The leather and stone pieces I make by hand were my first foray in to the seductive world of jewelry. The more exposure I had to this incredible craft, the more it made me want to experience designing with precious metals and stones, as well as explore the techniques specific to fine jewelry. I’ve definitely been bitten by the jewelry bug. I’m still hand-making pieces, but as I’m sharing time with the fine jewelry development, it is on a much more limited, mostly custom basis.

Stones and their meanings are very important to you. How did you start exploring this topic and why does it resonate with you?

I originally started working with rough natural stones and crystals because I found them visually interesting, but over time I found myself tuning in to the energy that they carry. I’ve done a lot of trunk shows where I’ve been able to witness people being drawn to very specific stones. That compelled me to start learning about the fascinating, ancient tradition of using crystals and stones as tools for various forms of healing. Not sure if I’m getting too woo woo here, but it resonates with me because I'm very interested in our relationship as humans to the energy in and around us. I love the idea of creating pieces that people can connect with not only visually, but energetically. This has been really fun to explore in fine jewelry—it turns out diamonds act as amplifiers of the stones around them!

Talk about the elements inspiration and why this is the heart of your first fine collection.

As I’ve been learning more about stones, I’ve been spending time thinking about how they relate to the elements: Air, Water, Fire and Earth. As a former creative director and art director, I am used to designing around a thought or an idea. This felt like a great opportunity to take my interest in the energy of the stones and apply it to designing a collection in a purposeful way. And because most people are familiar with the zodiac, which also falls under these elements, there’s a natural way for people to connect with the collection.

You use a lot of techniques in your jewelry — including inlay and enamel — how does this add to the interest in your pieces?

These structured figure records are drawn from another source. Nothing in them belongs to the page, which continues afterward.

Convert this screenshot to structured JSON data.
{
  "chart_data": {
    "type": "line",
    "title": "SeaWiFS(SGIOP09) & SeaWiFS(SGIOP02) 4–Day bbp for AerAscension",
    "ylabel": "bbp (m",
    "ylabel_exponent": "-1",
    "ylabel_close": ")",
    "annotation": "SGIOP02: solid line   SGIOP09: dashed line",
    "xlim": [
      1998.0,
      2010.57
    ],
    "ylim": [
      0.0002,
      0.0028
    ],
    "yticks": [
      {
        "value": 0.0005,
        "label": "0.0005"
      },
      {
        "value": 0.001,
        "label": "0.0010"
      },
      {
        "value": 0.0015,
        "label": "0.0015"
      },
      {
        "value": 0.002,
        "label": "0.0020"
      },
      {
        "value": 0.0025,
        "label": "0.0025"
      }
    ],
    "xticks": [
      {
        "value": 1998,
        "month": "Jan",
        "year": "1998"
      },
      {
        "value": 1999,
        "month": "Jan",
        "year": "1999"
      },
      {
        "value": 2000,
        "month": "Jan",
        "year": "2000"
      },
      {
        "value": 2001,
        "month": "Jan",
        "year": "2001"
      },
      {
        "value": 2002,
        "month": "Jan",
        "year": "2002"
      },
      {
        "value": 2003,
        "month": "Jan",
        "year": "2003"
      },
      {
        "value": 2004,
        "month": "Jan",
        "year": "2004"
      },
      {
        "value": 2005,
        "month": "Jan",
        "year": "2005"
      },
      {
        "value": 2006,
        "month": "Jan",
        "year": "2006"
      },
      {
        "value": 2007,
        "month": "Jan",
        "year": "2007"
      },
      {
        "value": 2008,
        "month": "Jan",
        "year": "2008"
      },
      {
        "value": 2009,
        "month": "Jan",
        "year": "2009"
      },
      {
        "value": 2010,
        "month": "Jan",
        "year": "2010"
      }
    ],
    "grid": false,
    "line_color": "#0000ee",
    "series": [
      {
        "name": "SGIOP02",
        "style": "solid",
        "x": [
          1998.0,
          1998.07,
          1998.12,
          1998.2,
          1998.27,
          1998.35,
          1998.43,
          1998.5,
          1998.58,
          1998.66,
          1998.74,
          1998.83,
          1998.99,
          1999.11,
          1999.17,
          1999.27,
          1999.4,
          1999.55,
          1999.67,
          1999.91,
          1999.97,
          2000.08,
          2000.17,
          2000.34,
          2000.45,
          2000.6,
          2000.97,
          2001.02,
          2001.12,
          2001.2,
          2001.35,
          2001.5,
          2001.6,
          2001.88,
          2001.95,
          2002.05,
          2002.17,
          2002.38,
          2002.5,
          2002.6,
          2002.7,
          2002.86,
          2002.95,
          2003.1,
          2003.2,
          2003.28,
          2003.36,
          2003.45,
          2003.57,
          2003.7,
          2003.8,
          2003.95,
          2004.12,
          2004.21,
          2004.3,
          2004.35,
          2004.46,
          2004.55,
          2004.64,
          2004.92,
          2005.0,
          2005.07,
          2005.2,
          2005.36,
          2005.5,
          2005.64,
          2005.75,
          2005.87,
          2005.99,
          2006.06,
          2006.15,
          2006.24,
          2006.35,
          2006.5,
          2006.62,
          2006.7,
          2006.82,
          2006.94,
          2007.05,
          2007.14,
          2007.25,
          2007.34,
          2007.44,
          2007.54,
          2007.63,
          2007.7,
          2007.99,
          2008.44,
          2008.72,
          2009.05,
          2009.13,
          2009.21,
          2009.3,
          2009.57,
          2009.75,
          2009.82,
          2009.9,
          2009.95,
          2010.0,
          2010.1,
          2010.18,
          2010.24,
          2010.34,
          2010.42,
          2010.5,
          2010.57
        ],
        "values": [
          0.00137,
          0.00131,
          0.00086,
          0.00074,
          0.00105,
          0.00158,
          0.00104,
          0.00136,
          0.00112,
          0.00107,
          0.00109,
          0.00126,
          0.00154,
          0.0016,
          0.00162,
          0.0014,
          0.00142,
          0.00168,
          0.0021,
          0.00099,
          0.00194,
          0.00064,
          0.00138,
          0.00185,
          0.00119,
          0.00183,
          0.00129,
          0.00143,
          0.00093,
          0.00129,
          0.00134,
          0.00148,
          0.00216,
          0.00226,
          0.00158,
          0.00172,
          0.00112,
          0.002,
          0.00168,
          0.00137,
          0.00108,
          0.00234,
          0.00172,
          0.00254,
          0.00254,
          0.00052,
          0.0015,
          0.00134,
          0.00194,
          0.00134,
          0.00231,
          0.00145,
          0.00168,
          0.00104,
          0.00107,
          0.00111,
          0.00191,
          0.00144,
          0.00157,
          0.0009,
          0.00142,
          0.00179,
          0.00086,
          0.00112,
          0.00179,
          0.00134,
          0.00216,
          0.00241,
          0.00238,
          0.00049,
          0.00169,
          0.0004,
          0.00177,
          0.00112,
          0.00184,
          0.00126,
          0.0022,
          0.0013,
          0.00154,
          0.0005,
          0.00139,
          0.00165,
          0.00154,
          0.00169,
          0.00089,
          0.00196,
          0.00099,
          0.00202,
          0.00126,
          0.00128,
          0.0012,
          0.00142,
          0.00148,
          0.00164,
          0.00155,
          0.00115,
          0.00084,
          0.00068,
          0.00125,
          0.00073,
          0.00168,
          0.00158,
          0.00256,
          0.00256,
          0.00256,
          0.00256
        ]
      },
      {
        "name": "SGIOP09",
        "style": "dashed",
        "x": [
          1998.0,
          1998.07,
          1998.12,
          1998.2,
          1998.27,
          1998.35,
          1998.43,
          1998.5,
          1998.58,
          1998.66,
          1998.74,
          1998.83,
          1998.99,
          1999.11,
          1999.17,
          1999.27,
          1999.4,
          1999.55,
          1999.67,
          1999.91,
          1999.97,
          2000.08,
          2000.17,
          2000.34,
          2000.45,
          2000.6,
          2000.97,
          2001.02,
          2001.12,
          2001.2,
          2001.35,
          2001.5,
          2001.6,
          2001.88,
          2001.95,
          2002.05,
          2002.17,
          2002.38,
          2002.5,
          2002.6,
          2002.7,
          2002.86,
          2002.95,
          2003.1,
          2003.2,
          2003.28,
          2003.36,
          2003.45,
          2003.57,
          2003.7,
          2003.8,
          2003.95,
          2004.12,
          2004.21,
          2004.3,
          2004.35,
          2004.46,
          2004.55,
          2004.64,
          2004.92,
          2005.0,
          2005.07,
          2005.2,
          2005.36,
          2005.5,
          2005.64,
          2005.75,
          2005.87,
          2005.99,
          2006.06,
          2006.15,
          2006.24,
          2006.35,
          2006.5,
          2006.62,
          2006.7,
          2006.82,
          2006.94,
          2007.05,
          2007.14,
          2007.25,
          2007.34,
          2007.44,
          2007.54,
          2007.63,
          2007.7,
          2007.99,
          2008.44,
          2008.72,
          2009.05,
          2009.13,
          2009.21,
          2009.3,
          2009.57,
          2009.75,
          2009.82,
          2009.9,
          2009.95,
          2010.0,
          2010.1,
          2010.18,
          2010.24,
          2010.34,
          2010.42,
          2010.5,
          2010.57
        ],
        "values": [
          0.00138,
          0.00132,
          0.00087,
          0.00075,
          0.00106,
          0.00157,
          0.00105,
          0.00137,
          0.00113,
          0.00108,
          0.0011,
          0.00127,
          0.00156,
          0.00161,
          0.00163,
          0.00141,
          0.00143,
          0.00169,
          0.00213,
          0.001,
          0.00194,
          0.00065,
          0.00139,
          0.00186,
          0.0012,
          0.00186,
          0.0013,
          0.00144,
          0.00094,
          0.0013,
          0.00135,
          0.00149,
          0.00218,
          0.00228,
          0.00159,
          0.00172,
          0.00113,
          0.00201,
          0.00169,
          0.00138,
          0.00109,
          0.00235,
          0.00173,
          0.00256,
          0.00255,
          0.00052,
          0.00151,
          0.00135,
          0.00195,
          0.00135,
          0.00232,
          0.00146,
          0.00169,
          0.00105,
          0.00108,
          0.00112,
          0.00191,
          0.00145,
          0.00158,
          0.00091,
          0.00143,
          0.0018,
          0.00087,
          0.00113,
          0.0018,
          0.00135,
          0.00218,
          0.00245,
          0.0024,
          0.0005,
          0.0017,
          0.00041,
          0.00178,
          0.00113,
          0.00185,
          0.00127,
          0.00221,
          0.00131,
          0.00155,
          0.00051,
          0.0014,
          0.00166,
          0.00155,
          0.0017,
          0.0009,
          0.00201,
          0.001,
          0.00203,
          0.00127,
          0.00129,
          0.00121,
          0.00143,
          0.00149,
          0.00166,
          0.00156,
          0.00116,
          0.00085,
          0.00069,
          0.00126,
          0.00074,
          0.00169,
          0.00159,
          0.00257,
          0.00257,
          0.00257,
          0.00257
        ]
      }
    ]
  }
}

There are a lot of techniques in my jewelry! Inlay, enamel, pavé, engraving, stone cutting, goldsmithing. Some of the pieces are worked on by as many as six different master craftspeople. This combination of techniques has allowed me to fully tell the story I wanted to tell in this collection. I’m interested in creating pieces that have a lot of visual interest as a whole, but the details are what makes them special.

You’re incorporating surprise elements into your jewelry such as poison rings and perfume inserts. Why did you want to step a little outside of the traditional fine jewelry parameters?

I didn’t realize I was stepping out of the traditional parameters when I started doing those things. There is something very liberating about being naïve that I hope to hold on to! The reason for creating poison rings and lockets is that I loved the idea of jewelry as a place to hold something meaningful close to you. I was thinking about how nice it would be to keep a written intention or a note in something you wear. The perfume inserts felt like a perfect fit for these pieces, though I realize these could also be a great place to stash a Xanax. What ever you’re into—no judgment!

Tell us about the perfume inserts — is this a signature scent and if so, how will this continue to be a part of your collection?

The perfume inserts came out of this idea of carrying something meaningful in the jewelry. Essential oils, like stones, can enhance energy. I worked with Loreto Remsing, an amazing perfumer, to develop a signature scent that is 100% all natural and non-toxic, using only pure essential oils, absolutes, and tinctures. I definitely plan to continue to explore the relationship between jewelry and fragrance.